Een groot deel van zijn laatste termijn als voorzitter werd besteed aan het bestrijden van de deregulering van de trucking-industrie. Deregulering was voor het eerst voorgesteld door president Gerald Ford in 1975, en president Jimmy Carter volgde door de Motor Carrier Act van 1980 aangenomen te krijgen.

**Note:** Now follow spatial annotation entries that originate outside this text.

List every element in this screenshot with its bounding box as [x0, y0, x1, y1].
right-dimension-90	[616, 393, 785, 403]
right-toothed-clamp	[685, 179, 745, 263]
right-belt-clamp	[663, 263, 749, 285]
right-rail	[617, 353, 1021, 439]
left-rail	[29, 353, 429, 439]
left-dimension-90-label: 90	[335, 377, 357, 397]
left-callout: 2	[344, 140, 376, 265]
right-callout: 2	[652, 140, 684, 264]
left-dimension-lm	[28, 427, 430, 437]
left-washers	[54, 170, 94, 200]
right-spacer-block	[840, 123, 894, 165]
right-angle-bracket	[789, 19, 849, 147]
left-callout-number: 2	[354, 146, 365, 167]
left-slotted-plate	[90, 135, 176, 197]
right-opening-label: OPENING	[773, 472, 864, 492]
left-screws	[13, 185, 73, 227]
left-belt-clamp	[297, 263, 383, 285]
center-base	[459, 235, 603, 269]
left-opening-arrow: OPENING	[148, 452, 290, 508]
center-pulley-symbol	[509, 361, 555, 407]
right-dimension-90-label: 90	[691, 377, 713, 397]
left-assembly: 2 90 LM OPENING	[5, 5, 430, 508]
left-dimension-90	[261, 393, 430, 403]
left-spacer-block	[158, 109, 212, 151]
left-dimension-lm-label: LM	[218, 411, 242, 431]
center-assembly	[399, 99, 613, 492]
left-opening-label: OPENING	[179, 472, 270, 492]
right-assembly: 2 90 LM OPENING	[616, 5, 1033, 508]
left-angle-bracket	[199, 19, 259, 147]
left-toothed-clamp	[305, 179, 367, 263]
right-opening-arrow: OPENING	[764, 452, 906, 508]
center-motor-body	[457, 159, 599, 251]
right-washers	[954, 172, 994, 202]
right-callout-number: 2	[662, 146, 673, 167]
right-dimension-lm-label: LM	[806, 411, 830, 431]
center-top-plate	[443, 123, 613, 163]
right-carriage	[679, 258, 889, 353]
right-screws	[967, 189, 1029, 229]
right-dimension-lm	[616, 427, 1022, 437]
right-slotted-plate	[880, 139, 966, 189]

Een van de laatste nationale onderhandelingen die Fitzsimmons overzag, was een ander nationaal contract voor vrachtvervoer. Door de voortschrijdende deregulering waren de onderhandelingen (die begin 1979 begonnen) bijzonder moeilijk. Fitzsimmons gokte en besloot tot een reeks zweepstakingen om de werkgevers onder druk te zetten akkoord te gaan met de voorwaarden, maar de vrachtwagenbedrijven reageerden met een lock-out op 2 april. De regering Carter had loon- en prijscontroles opgelegd om de CAO-verhogingen van lonen en uitkeringen tot 7,5% per jaar te beperken, maar Fitzsimmons streefde naar 10% per jaar. Na vier dagen arbeidsconflict vielen er 100.000 ontslagen in de automobielindustrie, waardoor Fitzsimmons onder druk kwam te staan om zijn contracteisen te verlagen. De staking en uitsluiting waren van korte duur als gevolg van deze druk, en Fitzsimmons bereikte op 11 april 1979 een overeenkomst die voldeed aan de richtlijn van de president inzake loonbeheersing.